Aspects of benchmarking
In the following, we will detail the different aspects of benchmarking that we are currently testing. This is a living document that will be updated as we add new tests and test modules.
Naturally the biggest impact on BioChatter performance comes with the model used. However, model versions can have a significant impact, which can be obfuscated by the fact that model names are often not unique. For instance, OpenAI's GPT models often have versions with significantly diverging capabilities and performance. Open-source models even come in a range of sizes and quantisations, which can have a significant impact on performance.
As has been recently studied extensively, prompt engineering can make or break the performance of a model on a given task. As such, it is important to test the default prompts we commonly use, as well as a range of variations to determine factors of prompt performance and robustness. As an added complexity, LLMs are often used to generate prompts, which theoretically allows for procedural generation of an infinite number of prompts, as long as time and resources allow.

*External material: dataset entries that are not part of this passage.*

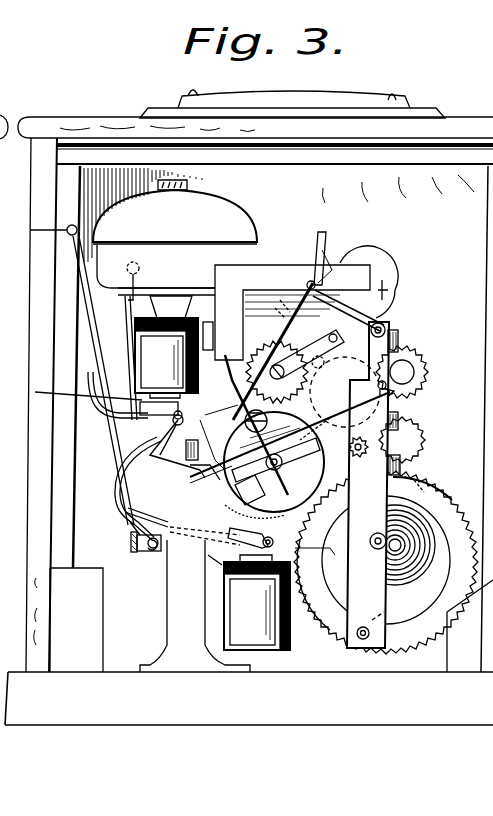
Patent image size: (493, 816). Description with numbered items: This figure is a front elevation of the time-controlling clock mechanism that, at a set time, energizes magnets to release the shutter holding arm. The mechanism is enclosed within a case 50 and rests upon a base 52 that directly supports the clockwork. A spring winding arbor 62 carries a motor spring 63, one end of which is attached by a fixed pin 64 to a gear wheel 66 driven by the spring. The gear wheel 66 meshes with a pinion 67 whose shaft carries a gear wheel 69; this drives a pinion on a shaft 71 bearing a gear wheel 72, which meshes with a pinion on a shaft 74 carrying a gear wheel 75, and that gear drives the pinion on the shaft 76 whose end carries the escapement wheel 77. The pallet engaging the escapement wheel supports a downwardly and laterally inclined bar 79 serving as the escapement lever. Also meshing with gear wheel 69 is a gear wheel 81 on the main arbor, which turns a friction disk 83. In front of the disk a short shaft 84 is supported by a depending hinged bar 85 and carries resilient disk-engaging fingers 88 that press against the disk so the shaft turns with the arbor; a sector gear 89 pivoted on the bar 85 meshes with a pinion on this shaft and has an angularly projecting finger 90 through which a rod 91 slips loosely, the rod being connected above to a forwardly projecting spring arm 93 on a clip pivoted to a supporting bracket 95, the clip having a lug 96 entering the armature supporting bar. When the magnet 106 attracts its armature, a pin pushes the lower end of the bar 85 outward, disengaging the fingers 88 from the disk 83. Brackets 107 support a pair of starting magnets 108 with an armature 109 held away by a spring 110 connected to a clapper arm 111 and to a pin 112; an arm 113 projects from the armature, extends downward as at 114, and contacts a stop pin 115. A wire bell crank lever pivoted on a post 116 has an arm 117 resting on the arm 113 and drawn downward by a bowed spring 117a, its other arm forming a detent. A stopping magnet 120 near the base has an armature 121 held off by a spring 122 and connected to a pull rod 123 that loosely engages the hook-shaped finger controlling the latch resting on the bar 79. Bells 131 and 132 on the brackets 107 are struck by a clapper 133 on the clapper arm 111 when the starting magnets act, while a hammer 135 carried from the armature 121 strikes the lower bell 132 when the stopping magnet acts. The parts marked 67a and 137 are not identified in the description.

The case 50 is at (492, 120).
The base 52 is at (140, 680).
The spring winding arbor 62 is at (372, 536).
The motor spring 63 is at (415, 510).
The fixed pin 64 is at (372, 632).
The gear wheel 66 is at (450, 513).
The pinion 67 is at (410, 428).
The pinion 67a is at (408, 450).
The gear wheel 69 is at (408, 473).
The shaft 71 is at (410, 370).
The gear wheel 72 is at (400, 345).
The shaft 74 is at (386, 326).
The gear wheel 75 is at (352, 384).
The shaft 76 is at (295, 366).
The escapement wheel 77 is at (326, 362).
The inclined bar 79 is at (292, 436).
The gear wheel 81 is at (250, 533).
The friction disk 83 is at (274, 436).
The short shaft 84 is at (205, 531).
The depending hinged bar 85 is at (292, 312).
The disk engaging fingers 88 is at (363, 437).
The sector gear 89 is at (215, 483).
The angularly projecting finger 90 is at (239, 426).
The rod 91 is at (292, 314).
The spring arm 93 is at (325, 236).
The supporting bracket 95 is at (333, 262).
The lug 96 is at (219, 428).
The magnet 106 is at (390, 286).
The brackets 107 is at (171, 307).
The starting magnets 108 is at (174, 358).
The armature 109 is at (125, 380).
The spring 110 is at (168, 425).
The clapper arm 111 is at (103, 380).
The pin 112 is at (165, 455).
The arm 113 is at (193, 461).
The downward extension 114 is at (116, 470).
The stop pin 115 is at (237, 473).
The post 116 is at (180, 406).
The arm 117 is at (163, 516).
The spring 117a is at (130, 524).
The stopping magnet 120 is at (257, 602).
The armature 121 is at (210, 560).
The spring 122 is at (345, 512).
The pull rod 123 is at (165, 545).
The bell 131 is at (175, 212).
The bell 132 is at (156, 270).
The clapper 133 is at (38, 234).
The hammer 135 is at (140, 270).
The connecting rod 137 is at (73, 389).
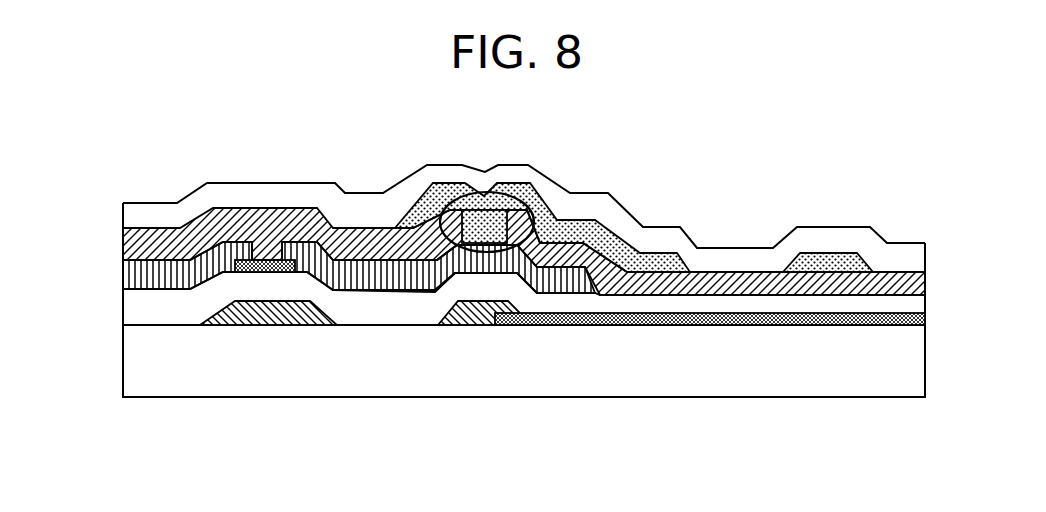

The parameters of the model can have a significant impact on the performance of the model. We often set model temperature to 0 to provide consistent results, but some applications may benefit from a higher temperature. In testing, we mostly rely on a temperature of 0 due to the complexity of testing highly variable results in most cases.
An important facet of BioChatter and BioCypher is their combination in querying databases. This helps to ameliorate the limitations of LLMs by providing structured and validated knowledge to counteract hallucinations. To ensure the seamless interaction of BioChatter and BioCypher, we need to test the performance of BioChatter on a variety of databases.
Similarly to regular databases, vector databases are an important tool to provide validated knowledge to LLMs. Vector databases bring their own set of parameters and application scenarios, which likewise need to be tested. For instance, the length and overlap of fragments, the embedding algorithms, as well as the semantic search algorithms applied can have an impact on LLM conversation performance.
There is a wide range of tasks that are potentially useful to BioChatter users. To cover most scenarios of research and development use, as well as clinical applications, we test a variety of tasks and LLM personas.